Nepomuk is already part of kdelibs. To use it make sure you have installed Soprano from the kdesupport module.

To use Nepomuk in your application simply make cmake search for it using the Nepomuk macro that comes with kdelibs:

find_package(Nepomuk REQUIRED)
include_directories(${NEPOMUK_INCLUDES})
target_link_libraries( [...] ${NEPOMUK_LIBRARIES})

Developing with Nepomuk

Now let's dive into the good stuff and do some coding. There are basicly two ways to use Nepomuk: 1. by setting properties manually and 2. by generating convenience classes that provide proper method calls for each property.

The manual way of doing things

In Nepomuk metadata is represented as key/value pairs belonging to a certain resource which is represented by the Nepomuk::Resource class.

Setting and getting metadata is done via two methods:

void Nepomuk::Resource::setProperty( const QUrl& key, const Nepomuk::Variant& value );
Variant Nepomuk::Resource::property( const QUrl& key );

Note

Why don't we use QVariant instead of Nepomuk::Variant? Actually Nepomuk::Variant has been derived from QVariant and extended with some nice list-handling features that will come in handy later on.

Since in Nepomuk all metadata is stored as RDF all keys are actually URIs which are defined in specific ontologies (see Introduction to RDF and Ontologies for details) and look something like this: http://semanticdesktop.org/ontologies/2007/08/15/nao#Tag

Soprano::Vocabulary provides static instances of the most often used URIs as we see below (Soprano also comes with a code generation tool which can create these kind of namespaces from ontology files).

Nepomuk::Resource tag( "TestTag", Soprano::Vocabulary::NAO::Tag() );
tag.setProperty( Soprano::Vocabulary::RDFS::label(), QString("Important stuff") );

Nepomuk::Resource aFile( "/tmp/testfile.txt", Soprano::Vocabulary::Xesam::File() );
aFile.setProperty( Soprano::Vocabulary::NAO::hasTag(), tag );

Now what does this do then?

We first create a resource with an identifier "TestTag" and type "http://www.semanticdesktop.org/ontologies/2007/08/15/nao/#Tag" and then set a property (rdfs:label) to a string value "Important Stuff". Then we create a second resource and assign it the newly created tag.

Do it the smooth way

The second way of using Nepomuk is to rely on its class generator which, as mentioned in the introduction, generates C++ classes from ontologies. Suddenly the above code looks much simpler:

Nepomuk::Tag tag( "TestTag" );
tag.setLabel( "Important Stuff" );

Nepomuk::File aFile( "/tmp/testfile.txt" );
aFile.addTag( tag );

Isn't this much more readable and much easier to remember and debug? The nice thing is that both Tag and File are subclasses of Nepomuk::Resource and internally methods like addLabel are only based on setProperty and some magic use of Nepomuk::Variant.

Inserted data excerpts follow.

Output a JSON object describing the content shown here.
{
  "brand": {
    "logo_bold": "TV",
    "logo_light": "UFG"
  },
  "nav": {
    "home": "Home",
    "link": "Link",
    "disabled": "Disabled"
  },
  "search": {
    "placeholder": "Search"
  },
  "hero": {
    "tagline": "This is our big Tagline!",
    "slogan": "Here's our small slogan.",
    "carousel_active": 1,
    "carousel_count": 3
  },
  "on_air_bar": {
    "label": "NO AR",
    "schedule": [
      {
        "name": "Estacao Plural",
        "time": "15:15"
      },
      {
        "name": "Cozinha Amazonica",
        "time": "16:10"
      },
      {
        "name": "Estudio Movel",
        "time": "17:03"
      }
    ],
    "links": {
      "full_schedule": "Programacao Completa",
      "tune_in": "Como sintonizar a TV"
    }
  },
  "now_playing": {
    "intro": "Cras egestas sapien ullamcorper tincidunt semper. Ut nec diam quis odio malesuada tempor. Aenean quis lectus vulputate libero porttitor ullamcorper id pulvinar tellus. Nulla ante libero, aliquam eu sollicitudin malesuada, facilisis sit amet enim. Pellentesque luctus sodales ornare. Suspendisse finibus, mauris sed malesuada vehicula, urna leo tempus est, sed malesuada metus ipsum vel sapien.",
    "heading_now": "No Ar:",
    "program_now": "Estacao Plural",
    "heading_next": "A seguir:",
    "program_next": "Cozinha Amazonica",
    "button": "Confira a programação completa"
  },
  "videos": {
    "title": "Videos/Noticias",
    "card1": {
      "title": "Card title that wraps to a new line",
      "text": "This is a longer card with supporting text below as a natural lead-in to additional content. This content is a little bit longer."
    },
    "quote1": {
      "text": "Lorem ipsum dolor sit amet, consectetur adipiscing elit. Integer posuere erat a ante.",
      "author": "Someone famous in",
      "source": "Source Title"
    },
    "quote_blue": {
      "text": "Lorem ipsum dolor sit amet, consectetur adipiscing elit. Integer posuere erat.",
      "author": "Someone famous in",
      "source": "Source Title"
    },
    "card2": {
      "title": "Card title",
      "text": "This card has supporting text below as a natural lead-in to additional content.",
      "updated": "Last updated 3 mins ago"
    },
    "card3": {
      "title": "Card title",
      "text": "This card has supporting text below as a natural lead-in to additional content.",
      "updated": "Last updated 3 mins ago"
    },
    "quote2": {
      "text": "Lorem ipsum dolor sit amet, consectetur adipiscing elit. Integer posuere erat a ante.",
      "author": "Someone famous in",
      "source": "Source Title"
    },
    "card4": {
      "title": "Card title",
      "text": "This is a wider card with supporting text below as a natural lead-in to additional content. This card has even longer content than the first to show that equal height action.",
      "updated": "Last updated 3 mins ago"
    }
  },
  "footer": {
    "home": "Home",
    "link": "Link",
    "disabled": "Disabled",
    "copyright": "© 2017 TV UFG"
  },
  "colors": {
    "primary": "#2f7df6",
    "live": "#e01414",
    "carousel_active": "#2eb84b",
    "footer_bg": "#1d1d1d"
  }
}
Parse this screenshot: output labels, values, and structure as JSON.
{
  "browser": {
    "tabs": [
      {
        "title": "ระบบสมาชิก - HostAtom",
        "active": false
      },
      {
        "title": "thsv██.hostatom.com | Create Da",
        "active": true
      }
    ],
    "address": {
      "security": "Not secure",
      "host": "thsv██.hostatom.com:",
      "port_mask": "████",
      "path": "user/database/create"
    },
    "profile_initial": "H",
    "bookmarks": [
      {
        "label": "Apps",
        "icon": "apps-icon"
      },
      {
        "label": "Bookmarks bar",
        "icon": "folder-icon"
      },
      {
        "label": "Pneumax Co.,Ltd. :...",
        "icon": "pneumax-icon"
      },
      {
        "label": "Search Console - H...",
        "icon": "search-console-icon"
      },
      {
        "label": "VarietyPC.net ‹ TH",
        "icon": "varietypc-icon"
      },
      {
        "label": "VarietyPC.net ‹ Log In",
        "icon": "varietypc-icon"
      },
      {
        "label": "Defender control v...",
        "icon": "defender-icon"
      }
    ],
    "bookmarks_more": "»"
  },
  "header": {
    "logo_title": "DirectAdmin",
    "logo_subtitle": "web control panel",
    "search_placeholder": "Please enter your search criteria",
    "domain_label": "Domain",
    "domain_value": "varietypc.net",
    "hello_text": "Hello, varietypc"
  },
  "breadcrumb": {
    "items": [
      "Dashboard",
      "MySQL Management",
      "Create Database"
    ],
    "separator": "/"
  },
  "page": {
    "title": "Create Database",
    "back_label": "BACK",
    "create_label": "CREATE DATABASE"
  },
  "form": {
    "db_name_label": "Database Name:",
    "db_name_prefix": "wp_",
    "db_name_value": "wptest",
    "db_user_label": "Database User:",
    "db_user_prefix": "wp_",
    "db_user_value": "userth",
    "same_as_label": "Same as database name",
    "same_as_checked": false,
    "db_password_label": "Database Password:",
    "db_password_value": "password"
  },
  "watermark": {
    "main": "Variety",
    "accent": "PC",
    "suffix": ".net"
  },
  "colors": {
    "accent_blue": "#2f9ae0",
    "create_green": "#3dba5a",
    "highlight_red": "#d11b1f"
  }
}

Let us continue with the tagging example. The Tag class provides some more nice methods:

QList<Resource> Tag::TagOf() provides a list of all resources that have been tagged with this tag.
static QList<Tag> Tag::allTags() provide all existing tags

Using these methods it is already possible to provide basic tagging in your application.

Tips

Only one instance of each resource

In Nepomuk each resource has only one instance at all times. Thus, the following code will actually result in only one new tag with two labels since the second one is simply a local copy:

Nepomuk::Tag tagA( "test" );
Nepomuk::Tag tagB( "test" );

tagA.setLabel( "testtagA" );
tagB.setLabel( "testtagB" );

The actual data is cached and synced back regularly by the framework.

Two ways of accessing existing data

The constructor of Nepomuk::Resource (and with it the constructors of all subclasses) allows to use an identifier or an actual resource URI for creation. The framework will then look if the passed string already exists as an URI or an identifier and load the data appropriately. If neither identifier or URi exist the passed string is used as a new identifier and a new random resource URI is generated. To understand what this means it is important to know that each resource in Nepomuk is uniquely identified by its URI (which is also used for storage in RDF) but can also have an arbitrary number of alternative identifiers which are more convenient for certain applications to find a resource. A typical example is the path of a file or the name of a tag.